A la mañana siguiente acompañé a mi abuela al mercado del barrio y escuchamos la historia de la chica que cerró la puerta y fue engullida por el apartamento. Me estremecí por el relato que la tendera relataba a un par de atentas clientes con las intervenciones de su ayudante. Luego descubrí que besugos, merluzas e ictiofauna en general me seguían con la mirada. Acechaban imperceptibles, desde el hielo sobre el que reposaban, fisgoneando cada una de mis acciones. Sus órbitas circulares de pupilas sin párpados examinaban nuestros pasos de un puesto a otro. Cientos de ojos mirones repartidos por todo el mercado. Oteaban mis pasos, cada vez más indecisos e inseguros. El Avia seguía con sus quehaceres ajena a todo aquello, mientras a mí se me calaban los calcetines, embebidos de una humedad fría. Los pies chapoteaban, se hundían para reflotar en un suelo gelatinoso que crujía. Hasta que finalmente cedió y me precipité.
Hundiéndome.
Sumergiéndome con la ligereza de una pluma.

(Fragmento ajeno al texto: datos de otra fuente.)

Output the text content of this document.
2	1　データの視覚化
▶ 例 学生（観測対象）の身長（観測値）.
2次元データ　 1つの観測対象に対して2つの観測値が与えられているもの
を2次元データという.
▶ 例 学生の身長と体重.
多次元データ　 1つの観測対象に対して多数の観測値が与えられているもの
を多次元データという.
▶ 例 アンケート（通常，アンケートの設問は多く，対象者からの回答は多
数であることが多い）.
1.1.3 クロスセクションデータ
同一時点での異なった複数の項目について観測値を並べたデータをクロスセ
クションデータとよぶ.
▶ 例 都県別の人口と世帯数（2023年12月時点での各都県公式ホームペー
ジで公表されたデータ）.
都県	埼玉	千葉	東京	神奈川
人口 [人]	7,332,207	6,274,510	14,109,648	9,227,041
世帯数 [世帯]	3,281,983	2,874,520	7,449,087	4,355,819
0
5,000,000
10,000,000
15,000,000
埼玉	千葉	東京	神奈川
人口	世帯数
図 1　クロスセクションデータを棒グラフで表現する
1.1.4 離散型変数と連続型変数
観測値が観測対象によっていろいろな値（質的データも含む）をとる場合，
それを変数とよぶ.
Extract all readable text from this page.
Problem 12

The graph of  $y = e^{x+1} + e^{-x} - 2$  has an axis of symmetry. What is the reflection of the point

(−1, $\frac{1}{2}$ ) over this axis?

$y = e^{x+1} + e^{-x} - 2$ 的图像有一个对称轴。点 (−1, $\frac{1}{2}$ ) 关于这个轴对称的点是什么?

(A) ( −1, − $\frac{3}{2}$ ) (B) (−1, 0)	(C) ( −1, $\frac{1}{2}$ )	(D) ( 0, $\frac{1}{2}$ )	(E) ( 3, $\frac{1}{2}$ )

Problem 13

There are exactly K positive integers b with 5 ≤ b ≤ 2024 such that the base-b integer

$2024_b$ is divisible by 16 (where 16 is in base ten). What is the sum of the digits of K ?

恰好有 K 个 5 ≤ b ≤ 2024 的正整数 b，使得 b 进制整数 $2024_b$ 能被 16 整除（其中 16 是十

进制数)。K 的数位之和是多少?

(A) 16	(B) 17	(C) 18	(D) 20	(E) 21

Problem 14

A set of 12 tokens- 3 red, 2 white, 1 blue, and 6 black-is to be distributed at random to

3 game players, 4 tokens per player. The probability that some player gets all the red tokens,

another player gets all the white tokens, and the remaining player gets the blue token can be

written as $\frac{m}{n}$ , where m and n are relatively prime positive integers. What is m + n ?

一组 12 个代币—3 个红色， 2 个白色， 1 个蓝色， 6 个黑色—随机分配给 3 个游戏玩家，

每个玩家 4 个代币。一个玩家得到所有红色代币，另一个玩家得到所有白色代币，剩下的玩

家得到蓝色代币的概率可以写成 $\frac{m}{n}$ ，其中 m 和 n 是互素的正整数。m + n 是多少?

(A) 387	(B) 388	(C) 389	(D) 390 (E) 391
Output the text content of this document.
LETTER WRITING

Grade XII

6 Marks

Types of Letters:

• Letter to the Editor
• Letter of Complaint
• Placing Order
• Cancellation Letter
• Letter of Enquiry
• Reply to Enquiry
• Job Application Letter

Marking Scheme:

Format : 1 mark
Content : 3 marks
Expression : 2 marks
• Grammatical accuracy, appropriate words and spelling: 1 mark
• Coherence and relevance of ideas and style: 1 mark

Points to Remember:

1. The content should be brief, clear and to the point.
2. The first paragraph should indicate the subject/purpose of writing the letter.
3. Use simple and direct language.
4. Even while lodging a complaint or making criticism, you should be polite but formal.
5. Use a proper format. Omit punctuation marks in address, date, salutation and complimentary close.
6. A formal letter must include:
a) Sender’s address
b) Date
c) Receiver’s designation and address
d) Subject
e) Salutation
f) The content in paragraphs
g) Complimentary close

En la verticalidad de una gravedad amortiguada.
Cayendo.
Cayendo.
Cayendo.
Cayendo.
Cayendo con suavidad en una masa acuosa gélida habitada por pupilas fijas y bocas abiertas. Destellos pálidos, esquirlas plateadas que se movían aleatoriamente a mi alrededor. Aparecían y desaparecían trazando órbitas inconsistentes mientras me sumergía en la nada, esa nada que no toma forma, porque no puede contenerse así misma, pero se esconde detrás de todo objeto y persona. Porque lo sólido, lo íntegro, es una mera ilusión visual. Un espejismo. Un error construido en el nervio corneo para superar el vértigo del vacío. Un negar la altura como remedio. Inventamos todo tipo de trampas, resortes, salidas, entradas, pasadizos secretos, puertas, ventanas, sótanos, agujeros, cielos, mares abiertos, ayeres, mañanas, de todo hacemos con todo lo que tenemos a nuestro alcance para superar el mal de altura que conforman el gran vértigo: el de la existencia y también su inevitable cese.
Una fosa abismal en la que me hundía irremediablemente, en su masa acuosa que digiere en su blanda amalgama toda dimensionalidad, volumen, y cualquier otra propiedad física. Aguas que se tragan sin masticar todo aquello que adolece de condición terrenal. Me ahogaba en ellas, y me angustié por un momento, luchando por salir, hasta que llegado un punto, casi dulce, justo antes de no ser consciente ya, caí en la cuenta que yo también soy acuoso. Y estoy vacío, o lleno de vacío, porque el mar se me metió dentro y ya formo parte del él, y ya no tengo porque pensar, ni entender, sólo ser. Dejarme acariciar por las turbulencias sin resistirme, sin cuestionarme. Como las piedras que arrojaba al mar aquel final de verano junto a mi abuelo. Piedras que hacían estallar la mar hacia arriba.